Today's service at church was very moving for me. In observance of Palm Sunday, my church decided to show a scene from The Passion of the Christ. It was the crucifixion scene where they were nailing Jesus to the cross and hanging Him to die. Even though I have seen that scene before, today it took on special meaning for me.
You see, today Sydney decided she wanted to go to "big church" with Mommy. Todd was working, so it was just the two of us, and we were running late to church. I figured I would let her go with me to "big church" rather than putting her in the nursery because I would get to the sanctuary quicker.

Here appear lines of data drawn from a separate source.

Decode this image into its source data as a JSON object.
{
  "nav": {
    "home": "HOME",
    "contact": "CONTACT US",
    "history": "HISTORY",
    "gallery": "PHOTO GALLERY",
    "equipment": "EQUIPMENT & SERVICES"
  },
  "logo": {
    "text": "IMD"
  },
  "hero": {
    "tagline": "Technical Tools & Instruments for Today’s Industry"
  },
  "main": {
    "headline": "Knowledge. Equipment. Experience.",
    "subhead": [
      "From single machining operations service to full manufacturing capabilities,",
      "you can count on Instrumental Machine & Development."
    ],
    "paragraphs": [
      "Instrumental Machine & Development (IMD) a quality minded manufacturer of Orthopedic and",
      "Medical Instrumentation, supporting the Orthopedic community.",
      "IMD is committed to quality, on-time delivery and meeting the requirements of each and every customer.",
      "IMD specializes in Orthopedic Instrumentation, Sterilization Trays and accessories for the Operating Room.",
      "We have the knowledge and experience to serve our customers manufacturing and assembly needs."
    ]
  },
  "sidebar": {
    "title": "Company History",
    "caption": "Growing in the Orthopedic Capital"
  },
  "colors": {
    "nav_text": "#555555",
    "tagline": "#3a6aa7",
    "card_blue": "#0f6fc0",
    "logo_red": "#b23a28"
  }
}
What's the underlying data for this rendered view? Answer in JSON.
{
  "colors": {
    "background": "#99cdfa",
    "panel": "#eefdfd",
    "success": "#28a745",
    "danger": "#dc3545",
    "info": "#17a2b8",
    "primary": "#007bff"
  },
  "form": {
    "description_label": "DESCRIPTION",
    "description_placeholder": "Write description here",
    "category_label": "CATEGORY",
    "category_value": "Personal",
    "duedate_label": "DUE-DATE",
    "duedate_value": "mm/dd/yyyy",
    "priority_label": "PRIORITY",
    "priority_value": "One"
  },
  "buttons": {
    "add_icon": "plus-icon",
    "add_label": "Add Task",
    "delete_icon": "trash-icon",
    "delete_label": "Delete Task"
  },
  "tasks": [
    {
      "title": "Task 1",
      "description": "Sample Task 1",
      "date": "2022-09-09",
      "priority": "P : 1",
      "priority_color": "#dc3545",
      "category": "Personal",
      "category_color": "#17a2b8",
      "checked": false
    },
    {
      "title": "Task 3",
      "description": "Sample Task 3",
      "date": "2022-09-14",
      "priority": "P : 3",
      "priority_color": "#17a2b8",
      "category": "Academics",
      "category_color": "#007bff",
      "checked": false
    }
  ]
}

When they were getting ready to show the scene from The Passion, Pastor Rick told the parents that if they had small children with them they might want to take them out of the sanctuary because the scene might scare them. I decided to let Sydney stay, but I turned her toward me, put her head on my shoulder, and covered her ears (it was kind of loud for her little ears).
As I was holding my own child during the crucifixion scene, I couldn't help but think of how God must have felt when He saw HIS Child being nailed to the cross and being hung to die for our sins. As the nails were being driven into Jesus' hands and feet, I held Sydney tight, and tears streamed down my face. I had to ask myself if I could sacrifice MY child for someone else. In all honesty, I could not. I cannot even imagine what that would do to me. I thought about how God's heart must have broken to see His Son on the cross. To have a child suffer or even die is, in my opinion, the worst thing a parent could ever experience. To think that God WILLINGLY sent His Son to die for us is beyond my comprehension. I cannot imagine sacrificing my child for someone else!!
Another thing I thought about as I watched the scene from The Passion was how much Jesus loved us all. To be WILLING to die for someone else is the highest form of love ("Greater love has no one than this, that he lay down his life for his friends." John 15:13), and Jesus was WILLING to die for us. God did not force this on Him. It was his CHOICE. That just blows me away!! Jesus' love for us was so strong that He did not hesitate to lay down His life for us. Was it difficult? Sure!! But, He did it despite this. I am humbled and in awe of Jesus' love for us!!
The last thing I thought about as I watched the crucifixion scene was how my love for Sydney PALES in comparison to God's love for her. My love for her does not even begin to come close to God's love for her, and I just hope as Sydney gets older she will grow to realize and appreciate God's love and the sacrifice of His Son for her. I pray that she will develop a strong love for God in her heart and that she will accept Him as her Lord and Savior when the time is right. THAT would be the GREATEST thing I could ever hope for my precious daughter!!